Inspiring Coaches Finalist Victoria Jones

Mill Springs Academy - Alpharetta, GA

Number of years coaching: Almost 10 years coaching both Track and Cross Country.

At a glance: Coach Victoria Jones offers an athletic outlet for students at Mill Springs Academy, a small school designed for those with learning disabilities. She goes out of her way to make sure every athlete gets what they need, and she always opens opportunities for leadership. Her belief in them makes her athletes believe that they can do anything. Coach Jones organizes team study halls after practice where she provides dinner and academic assistance to her student athletes. In order to provide her team the opportunity to try pole vault, she drove over 300 miles on her own dollar and time to pick up used pole vaulting equipment that was being given away.
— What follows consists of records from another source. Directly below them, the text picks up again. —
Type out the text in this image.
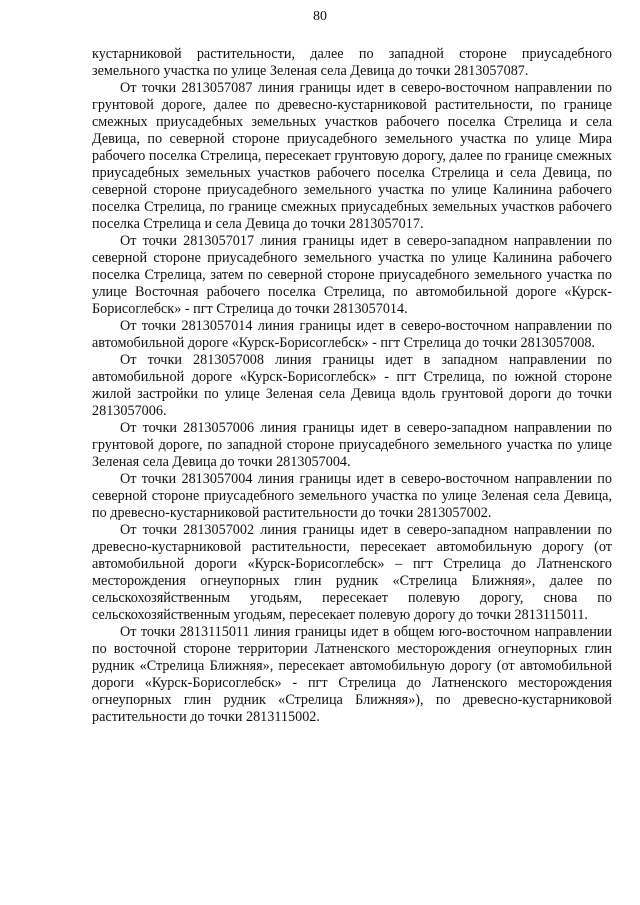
80

кустарниковой растительности, далее по западной стороне приусадебного земельного участка по улице Зеленая села Девица до точки 2813057087.

От точки 2813057087 линия границы идет в северо-восточном направлении по грунтовой дороге, далее по древесно-кустарниковой растительности, по границе смежных приусадебных земельных участков рабочего поселка Стрелица и села Девица, по северной стороне приусадебного земельного участка по улице Мира рабочего поселка Стрелица, пересекает грунтовую дорогу, далее по границе смежных приусадебных земельных участков рабочего поселка Стрелица и села Девица, по северной стороне приусадебного земельного участка по улице Калинина рабочего поселка Стрелица, по границе смежных приусадебных земельных участков рабочего поселка Стрелица и села Девица до точки 2813057017.

От точки 2813057017 линия границы идет в северо-западном направлении по северной стороне приусадебного земельного участка по улице Калинина рабочего поселка Стрелица, затем по северной стороне приусадебного земельного участка по улице Восточная рабочего поселка Стрелица, по автомобильной дороге «Курск-Борисоглебск» - пгт Стрелица до точки 2813057014.

От точки 2813057014 линия границы идет в северо-восточном направлении по автомобильной дороге «Курск-Борисоглебск» - пгт Стрелица до точки 2813057008.

От точки 2813057008 линия границы идет в западном направлении по автомобильной дороге «Курск-Борисоглебск» - пгт Стрелица, по южной стороне жилой застройки по улице Зеленая села Девица вдоль грунтовой дороги до точки 2813057006.

От точки 2813057006 линия границы идет в северо-западном направлении по грунтовой дороге, по западной стороне приусадебного земельного участка по улице Зеленая села Девица до точки 2813057004.

От точки 2813057004 линия границы идет в северо-восточном направлении по северной стороне приусадебного земельного участка по улице Зеленая села Девица, по древесно-кустарниковой растительности до точки 2813057002.

От точки 2813057002 линия границы идет в северо-западном направлении по древесно-кустарниковой растительности, пересекает автомобильную дорогу (от автомобильной дороги «Курск-Борисоглебск» – пгт Стрелица до Латненского месторождения огнеупорных глин рудник «Стрелица Ближняя», далее по сельскохозяйственным угодьям, пересекает полевую дорогу, снова по сельскохозяйственным угодьям, пересекает полевую дорогу до точки 2813115011.

От точки 2813115011 линия границы идет в общем юго-восточном направлении по восточной стороне территории Латненского месторождения огнеупорных глин рудник «Стрелица Ближняя», пересекает автомобильную дорогу (от автомобильной дороги «Курск-Борисоглебск» - пгт Стрелица до Латненского месторождения огнеупорных глин рудник «Стрелица Ближняя»), по древесно-кустарниковой растительности до точки 2813115002.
What piece of advice does Coach Jones give an athlete having a bad day to inspire them?
We all have bad days. It happens but you have to get past it. On the trail you are responsible to and for your team from the second the gun goes off to the second you cross the line; your coaches are not with you. At the end of the day you can’t say that nobody passed you the ball, or that the captain called a bad play, or that the ref made a bad call. It is just you and your shoes and you either made it happen or you didn’t. You know if you did everything you could do today. If you did then fine but if you didn’t and are unhappy with your performance then don’t look for excuses, don’t hold on to it, just fix it. Run for you, run for your team, and make it happen at the next race.

What makes Coach Jones Run Happy?
These kids. They inspire me every single day.

We are a school for kids with learning disabilities and other personal issues that make finding success a little more difficult. They are all very bright but have experienced more than their share of failure, disappointment, and frustration both academically and socially. I love handing them a pair of shoes and watching them find personal success, often for the first time. To me they are "real winners", not necessarily because they win races but because they are able to see themselves as winners in different ways. They redefine "winning". It could be because they finished a race before their friends even got up out of bed, or because they set a goal to "not walk during the race today" and made it, or because they finally found a place to "belong". They stick up for each other and root for each other and really care about each other. That is better than any trophy.